The new Omicron variant of coronavirus has led to a sharp selloff in TSX stocks. While top Canadian stocks lost a considerable portion of their value, shares of Lightspeed Commerce (TSX:LSPD)(NYSE:LSPD), Air Canada (TSX:AC), and WELL Health Technologies (TSX:WELL) hit new 52-week lows.
While I expect the stock market to remain volatile in the near term, the sharp decline in the prices of these TSX stocks represents an excellent opportunity for buying. However, you should take caution and only go long if you have a long-term mindset. Meanwhile, let’s look at these companies to know why one should be buying this dip.
Lightspeed
I see multiple growth vectors for Lightspeed, especially the growing penetration of its payments solutions. Lightspeed reported that its payments penetration rate continued to grow. However, it still represents only a small portion of its gross transaction volume, providing a solid long-term growth opportunity.
Lightspeed continues to expand in the existing market and targets new verticals and geographies. Meanwhile, an increased number of its customers are adopting multiple modules, driving its average revenue per user.

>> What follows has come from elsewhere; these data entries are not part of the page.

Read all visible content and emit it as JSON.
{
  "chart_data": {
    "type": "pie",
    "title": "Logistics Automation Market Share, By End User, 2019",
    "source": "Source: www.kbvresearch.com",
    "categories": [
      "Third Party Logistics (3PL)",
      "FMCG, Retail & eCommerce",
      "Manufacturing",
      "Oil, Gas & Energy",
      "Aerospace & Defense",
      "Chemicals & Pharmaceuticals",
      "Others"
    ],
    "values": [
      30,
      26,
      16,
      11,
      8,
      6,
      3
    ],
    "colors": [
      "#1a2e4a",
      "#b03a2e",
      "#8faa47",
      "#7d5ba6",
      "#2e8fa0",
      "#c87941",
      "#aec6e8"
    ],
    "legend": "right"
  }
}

Looking ahead, its strategic acquisitions will likely bolster its growth through accelerating product roadmap, solidifying its competitive positioning in the high-growth market, and driving its customer base. Meanwhile, focus on innovation and new product launches like Lightspeed Capital provide an additional avenue for growth. Lightspeed stock has dropped nearly 66% from its peak and looks attractive at current price levels.
Air Canada
Air Canada stock benefited significantly from easing travel measures and recovery in its financial and operating capacity amid ongoing vaccination. However, the emergence of Omicron led to a sharp selloff in its stock in the recent past. Air Canada erased all of its gains and is trading near its 52-week low.

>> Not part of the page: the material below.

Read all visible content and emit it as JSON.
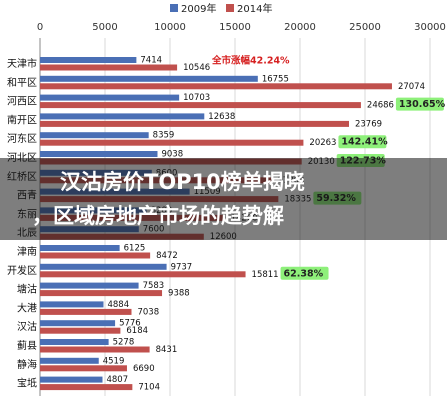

While the Omicron variant adds uncertainty, I am upbeat on Air Canada’s long-term prospects and see significant upside from current levels. I believe Air Canada’s revenue-diversification initiatives and focus on cost efficiency augurs well for growth. Meanwhile, its strong liquidity positions it well to navigate the ongoing crisis.
I expect Air Canada’s operating capacity and revenues to improve significantly in the medium term. Meanwhile, its operating losses are likely to go down. Air Canada will benefit significantly from the recovery in corporate demand and leisure travel. I am bullish on Air Canada and see this decline in price as a buying opportunity.
Well Health
WELL Health Technologies outperformed the broader markets by a significant margin in 2020 and generated sky-high returns for its investors. However, WELL Health lost a considerable portion of its value amid selling in telehealth stocks and has hit a new low of $5.03.
I am bullish on the telehealth sector and see this correction in WELL Health as a buying opportunity for long-term investors. The ongoing strength in its underlying business, multi-disciplinary telehealth offerings, and strategic acquisitions will likely drive its financials and market share.
Furthermore, its comprehensive omnichannel patient services offering and high recurring revenue base augur well for growth. WELL Health has delivered positive adjusted EBITDA in the last four consecutive quarters and remains on track to deliver profitable growth in the long run.